Ксения плотнее прижимается к матери. Мать и Дочь замирают в объятиях друг друга.

В коридоре открывается и захлопывается входная дверь. Ксения быстро ложится, Лора укрывает её одеялом.  Гасит свет, идёт из комнаты. На пороге на мгновение задерживается, хватается за сердце, тяжело переводит дыхание.
В темноте звучит голос Дубова.
- В этом склепе есть хоть кто-нибудь живой?
Лора с усилием формирует на своём лице улыбку, выходит из комнаты, закрывает за собой дверь.
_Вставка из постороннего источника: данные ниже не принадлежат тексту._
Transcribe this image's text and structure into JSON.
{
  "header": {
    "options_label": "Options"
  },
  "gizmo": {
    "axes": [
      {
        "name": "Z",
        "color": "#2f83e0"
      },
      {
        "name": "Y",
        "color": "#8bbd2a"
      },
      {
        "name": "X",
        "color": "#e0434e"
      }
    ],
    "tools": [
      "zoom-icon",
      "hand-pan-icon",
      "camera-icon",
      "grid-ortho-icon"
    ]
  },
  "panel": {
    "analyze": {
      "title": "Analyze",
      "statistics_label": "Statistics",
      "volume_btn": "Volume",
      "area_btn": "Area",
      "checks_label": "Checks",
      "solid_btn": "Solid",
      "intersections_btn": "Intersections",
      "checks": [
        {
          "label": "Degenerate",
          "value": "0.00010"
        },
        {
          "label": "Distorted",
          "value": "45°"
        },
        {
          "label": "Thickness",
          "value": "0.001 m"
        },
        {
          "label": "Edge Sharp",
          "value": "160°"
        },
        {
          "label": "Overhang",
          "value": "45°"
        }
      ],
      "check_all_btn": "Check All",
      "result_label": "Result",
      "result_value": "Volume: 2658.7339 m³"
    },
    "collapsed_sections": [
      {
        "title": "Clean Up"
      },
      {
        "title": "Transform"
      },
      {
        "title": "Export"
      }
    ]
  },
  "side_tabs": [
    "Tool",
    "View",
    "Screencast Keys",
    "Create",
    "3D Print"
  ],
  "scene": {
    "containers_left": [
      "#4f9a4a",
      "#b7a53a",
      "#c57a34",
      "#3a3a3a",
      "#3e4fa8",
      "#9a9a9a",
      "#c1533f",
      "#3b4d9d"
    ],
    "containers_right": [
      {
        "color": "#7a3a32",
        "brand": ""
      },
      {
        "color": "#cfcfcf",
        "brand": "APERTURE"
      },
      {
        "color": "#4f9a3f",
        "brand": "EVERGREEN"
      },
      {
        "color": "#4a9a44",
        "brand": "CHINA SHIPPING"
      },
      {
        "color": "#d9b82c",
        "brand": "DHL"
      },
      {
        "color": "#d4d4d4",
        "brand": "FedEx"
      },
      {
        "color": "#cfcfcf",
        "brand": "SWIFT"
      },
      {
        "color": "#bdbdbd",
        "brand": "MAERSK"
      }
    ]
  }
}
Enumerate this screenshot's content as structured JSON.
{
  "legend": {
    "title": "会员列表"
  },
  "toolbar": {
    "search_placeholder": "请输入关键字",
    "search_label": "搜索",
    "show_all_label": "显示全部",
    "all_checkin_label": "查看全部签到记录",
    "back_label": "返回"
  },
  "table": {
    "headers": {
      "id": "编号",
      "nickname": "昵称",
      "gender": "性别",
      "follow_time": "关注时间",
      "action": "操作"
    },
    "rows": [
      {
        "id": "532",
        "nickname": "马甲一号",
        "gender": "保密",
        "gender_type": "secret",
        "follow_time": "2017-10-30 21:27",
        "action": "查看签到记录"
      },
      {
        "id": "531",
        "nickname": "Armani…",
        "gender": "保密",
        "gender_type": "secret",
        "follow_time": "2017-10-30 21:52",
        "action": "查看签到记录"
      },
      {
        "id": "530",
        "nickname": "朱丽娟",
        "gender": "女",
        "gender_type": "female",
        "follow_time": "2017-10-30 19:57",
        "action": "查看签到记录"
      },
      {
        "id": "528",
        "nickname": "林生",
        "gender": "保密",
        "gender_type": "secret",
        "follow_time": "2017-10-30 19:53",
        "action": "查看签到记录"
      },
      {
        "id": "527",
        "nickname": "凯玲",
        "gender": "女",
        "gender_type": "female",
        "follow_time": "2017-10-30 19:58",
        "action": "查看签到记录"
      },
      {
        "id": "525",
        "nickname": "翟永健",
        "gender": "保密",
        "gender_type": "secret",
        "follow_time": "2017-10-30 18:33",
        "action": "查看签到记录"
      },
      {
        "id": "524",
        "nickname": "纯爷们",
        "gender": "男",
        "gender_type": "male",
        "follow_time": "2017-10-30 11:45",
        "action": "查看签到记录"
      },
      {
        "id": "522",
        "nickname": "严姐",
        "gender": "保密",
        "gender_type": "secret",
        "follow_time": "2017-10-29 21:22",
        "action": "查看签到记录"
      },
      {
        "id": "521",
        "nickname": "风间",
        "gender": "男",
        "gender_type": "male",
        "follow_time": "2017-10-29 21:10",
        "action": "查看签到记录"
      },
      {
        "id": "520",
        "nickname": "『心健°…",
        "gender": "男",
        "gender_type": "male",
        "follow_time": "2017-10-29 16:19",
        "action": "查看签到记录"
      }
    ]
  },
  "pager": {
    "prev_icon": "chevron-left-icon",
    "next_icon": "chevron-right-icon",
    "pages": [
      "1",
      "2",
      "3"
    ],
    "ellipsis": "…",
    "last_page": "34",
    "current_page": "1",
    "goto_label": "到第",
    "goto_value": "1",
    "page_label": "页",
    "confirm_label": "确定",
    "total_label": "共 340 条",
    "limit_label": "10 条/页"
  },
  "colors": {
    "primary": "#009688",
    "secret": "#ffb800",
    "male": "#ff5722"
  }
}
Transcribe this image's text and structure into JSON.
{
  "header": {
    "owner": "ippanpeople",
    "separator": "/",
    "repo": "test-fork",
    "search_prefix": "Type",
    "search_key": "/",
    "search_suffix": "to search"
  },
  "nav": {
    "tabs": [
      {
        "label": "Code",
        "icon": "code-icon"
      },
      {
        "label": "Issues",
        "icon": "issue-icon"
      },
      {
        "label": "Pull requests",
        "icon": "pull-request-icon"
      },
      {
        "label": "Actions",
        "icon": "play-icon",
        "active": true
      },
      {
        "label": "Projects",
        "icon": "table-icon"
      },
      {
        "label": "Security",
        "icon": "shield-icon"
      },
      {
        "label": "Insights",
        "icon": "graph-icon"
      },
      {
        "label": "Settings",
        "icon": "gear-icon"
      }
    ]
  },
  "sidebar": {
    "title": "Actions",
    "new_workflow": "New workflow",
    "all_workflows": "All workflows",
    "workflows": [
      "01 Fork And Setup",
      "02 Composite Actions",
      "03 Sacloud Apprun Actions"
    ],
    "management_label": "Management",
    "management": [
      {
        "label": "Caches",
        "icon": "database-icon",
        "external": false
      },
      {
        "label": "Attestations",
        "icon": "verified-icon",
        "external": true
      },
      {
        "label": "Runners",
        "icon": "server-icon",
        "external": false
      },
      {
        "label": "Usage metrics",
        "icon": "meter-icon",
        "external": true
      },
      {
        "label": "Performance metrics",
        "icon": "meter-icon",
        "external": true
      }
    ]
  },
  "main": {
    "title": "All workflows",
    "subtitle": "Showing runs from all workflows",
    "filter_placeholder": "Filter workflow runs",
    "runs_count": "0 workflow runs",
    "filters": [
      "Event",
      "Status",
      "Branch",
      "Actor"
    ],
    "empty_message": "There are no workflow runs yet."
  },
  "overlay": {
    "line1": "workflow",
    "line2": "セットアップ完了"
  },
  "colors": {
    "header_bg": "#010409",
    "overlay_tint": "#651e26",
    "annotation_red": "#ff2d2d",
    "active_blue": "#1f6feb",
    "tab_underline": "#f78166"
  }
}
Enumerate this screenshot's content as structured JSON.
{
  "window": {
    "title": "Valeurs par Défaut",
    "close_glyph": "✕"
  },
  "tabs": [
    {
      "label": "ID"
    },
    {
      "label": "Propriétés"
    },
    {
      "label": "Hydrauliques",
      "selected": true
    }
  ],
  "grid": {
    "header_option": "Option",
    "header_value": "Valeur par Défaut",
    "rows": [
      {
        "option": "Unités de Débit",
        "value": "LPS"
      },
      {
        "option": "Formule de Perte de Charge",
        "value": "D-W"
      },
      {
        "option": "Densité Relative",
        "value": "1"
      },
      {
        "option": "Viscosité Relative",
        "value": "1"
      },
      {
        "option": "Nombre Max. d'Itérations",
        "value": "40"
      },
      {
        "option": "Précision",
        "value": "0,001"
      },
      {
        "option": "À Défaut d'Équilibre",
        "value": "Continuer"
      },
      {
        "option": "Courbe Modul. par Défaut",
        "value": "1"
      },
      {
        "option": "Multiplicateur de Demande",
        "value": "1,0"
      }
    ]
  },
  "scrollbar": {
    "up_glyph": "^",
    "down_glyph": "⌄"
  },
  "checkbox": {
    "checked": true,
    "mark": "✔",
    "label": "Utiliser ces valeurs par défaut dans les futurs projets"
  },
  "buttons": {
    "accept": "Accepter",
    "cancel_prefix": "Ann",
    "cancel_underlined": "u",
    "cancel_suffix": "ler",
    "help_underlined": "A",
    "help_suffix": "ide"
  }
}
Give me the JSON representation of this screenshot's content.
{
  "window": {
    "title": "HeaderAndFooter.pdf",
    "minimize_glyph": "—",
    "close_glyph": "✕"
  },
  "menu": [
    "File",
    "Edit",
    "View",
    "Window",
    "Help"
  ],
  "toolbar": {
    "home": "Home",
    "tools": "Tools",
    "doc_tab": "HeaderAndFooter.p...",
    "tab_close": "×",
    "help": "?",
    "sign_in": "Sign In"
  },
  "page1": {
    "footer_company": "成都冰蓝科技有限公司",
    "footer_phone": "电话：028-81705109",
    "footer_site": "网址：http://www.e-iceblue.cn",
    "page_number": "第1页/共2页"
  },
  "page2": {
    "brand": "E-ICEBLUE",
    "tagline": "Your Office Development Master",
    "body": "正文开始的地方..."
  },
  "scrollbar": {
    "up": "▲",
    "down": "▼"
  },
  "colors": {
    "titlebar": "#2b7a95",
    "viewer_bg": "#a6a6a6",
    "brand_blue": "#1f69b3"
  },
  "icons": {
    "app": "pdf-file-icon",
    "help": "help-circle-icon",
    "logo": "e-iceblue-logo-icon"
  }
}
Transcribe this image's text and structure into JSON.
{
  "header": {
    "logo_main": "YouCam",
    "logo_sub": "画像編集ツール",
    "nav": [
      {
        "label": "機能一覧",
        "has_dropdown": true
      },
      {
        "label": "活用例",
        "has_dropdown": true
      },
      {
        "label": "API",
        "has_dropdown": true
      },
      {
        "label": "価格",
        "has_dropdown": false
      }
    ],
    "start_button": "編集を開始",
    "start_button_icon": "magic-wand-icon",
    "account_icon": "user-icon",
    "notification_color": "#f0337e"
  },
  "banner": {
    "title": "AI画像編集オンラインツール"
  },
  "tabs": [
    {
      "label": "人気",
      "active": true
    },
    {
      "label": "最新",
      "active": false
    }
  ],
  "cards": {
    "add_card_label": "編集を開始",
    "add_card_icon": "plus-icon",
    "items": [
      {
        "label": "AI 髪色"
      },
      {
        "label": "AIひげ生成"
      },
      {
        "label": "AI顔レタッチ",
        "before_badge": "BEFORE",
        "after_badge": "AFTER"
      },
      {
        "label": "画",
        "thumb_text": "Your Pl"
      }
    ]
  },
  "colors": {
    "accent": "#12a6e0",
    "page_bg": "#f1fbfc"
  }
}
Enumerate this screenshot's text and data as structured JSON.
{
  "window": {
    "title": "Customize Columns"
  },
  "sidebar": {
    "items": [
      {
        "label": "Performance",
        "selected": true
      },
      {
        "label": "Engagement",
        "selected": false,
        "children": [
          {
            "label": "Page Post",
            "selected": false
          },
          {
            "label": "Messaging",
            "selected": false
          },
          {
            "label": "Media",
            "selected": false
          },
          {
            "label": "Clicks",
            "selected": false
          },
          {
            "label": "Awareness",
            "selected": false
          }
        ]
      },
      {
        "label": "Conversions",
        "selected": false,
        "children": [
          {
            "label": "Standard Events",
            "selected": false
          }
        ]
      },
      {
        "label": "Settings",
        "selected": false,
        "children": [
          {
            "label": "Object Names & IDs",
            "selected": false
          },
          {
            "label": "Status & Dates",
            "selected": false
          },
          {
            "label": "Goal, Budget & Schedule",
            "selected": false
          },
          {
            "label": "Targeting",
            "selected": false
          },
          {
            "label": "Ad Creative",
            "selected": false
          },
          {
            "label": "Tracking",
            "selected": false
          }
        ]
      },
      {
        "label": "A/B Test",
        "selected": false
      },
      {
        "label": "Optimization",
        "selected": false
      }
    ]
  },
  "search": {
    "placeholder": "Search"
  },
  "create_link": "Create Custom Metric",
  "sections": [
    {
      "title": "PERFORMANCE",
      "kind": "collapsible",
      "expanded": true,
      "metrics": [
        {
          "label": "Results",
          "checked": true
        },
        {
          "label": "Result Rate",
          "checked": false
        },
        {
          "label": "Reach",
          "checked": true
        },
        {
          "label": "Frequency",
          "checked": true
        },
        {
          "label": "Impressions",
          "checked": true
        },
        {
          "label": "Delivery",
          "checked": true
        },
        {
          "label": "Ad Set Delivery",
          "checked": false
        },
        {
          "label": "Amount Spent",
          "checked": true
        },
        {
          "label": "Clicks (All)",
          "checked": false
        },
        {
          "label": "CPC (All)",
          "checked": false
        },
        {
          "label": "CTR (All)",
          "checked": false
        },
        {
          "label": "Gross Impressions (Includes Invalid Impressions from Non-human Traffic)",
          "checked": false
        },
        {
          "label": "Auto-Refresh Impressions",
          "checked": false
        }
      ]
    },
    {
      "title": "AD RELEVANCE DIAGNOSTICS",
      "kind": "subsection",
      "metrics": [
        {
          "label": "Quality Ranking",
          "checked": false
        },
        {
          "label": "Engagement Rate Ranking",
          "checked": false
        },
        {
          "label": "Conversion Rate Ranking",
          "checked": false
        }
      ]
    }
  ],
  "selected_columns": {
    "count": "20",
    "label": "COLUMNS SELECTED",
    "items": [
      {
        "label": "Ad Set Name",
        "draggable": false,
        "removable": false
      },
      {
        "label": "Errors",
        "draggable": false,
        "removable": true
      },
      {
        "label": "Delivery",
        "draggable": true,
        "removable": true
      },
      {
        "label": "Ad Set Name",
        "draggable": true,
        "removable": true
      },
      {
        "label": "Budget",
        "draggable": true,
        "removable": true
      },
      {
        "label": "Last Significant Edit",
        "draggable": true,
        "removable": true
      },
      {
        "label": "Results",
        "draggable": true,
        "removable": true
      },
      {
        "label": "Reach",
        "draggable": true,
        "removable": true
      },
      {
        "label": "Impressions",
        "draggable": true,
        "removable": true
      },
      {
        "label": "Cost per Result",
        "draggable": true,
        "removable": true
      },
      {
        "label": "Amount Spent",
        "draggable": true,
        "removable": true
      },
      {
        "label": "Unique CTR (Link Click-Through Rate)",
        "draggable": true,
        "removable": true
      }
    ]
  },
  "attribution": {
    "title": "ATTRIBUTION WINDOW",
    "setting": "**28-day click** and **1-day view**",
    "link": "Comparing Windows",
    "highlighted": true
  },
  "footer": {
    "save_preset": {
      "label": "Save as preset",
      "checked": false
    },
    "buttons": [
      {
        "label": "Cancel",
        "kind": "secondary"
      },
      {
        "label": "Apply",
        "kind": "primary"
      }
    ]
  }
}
Квартира Полтавцевой. Арсений в своей комнате. Свет погашен. Арсений не спит, ворочается с боку на бок. Где-то наверху, в его сознании эхом звучат слова Татьяны:
«То, что ты сделал, имеет вполне конкретное название! По отношению к посторонним это, может быть, и недоразумение, а по отношению ко мне – предательство!»
Арсений вздыхает, садится на кровати. В темноте нащупывает брюки, надевает их, идёт на кухню. Проходя мимо комнаты Полтавцевой, он слышит её приглушенный стон. Арсений тихонько стучит в дверь – ответа нет. Он стучит сильнее – ответа нет.
Арсений приоткрывает дверь.
- Тань, Таня! Это ты стонала?
Из темноты эхом доносится голос, хриплый и низкий.
- Подойди ко мне!
Арсений входит в комнату Полтавцевой, зажигает свет. На подушке –  её бледное, покрытое крупными каплями пота лицо. Намокшие волосы спутались. Глаза закрыты, вокруг глаз наметились тёмные круги. Искусанные, посиневшие губы дрожат, зубы стучат как в ознобе.
В уголках рта запеклась розоватая пена. Под одеялом угадывается сильно согнутое тело.
  Арсений кладёт ей руку на лоб.
- Что с тобой, девочка моя!
- Скорую… Вызови скорую. Я умираю…
Полтавцева поворачивается, из-под края одеяла показывается пятно крови. Арсений рывком откидывает одеяло. Полтавццева лежит, подтягивая колени к груди, руки обхватывают живот. Ночная рубашка, простыня, одеяло – всё в крови.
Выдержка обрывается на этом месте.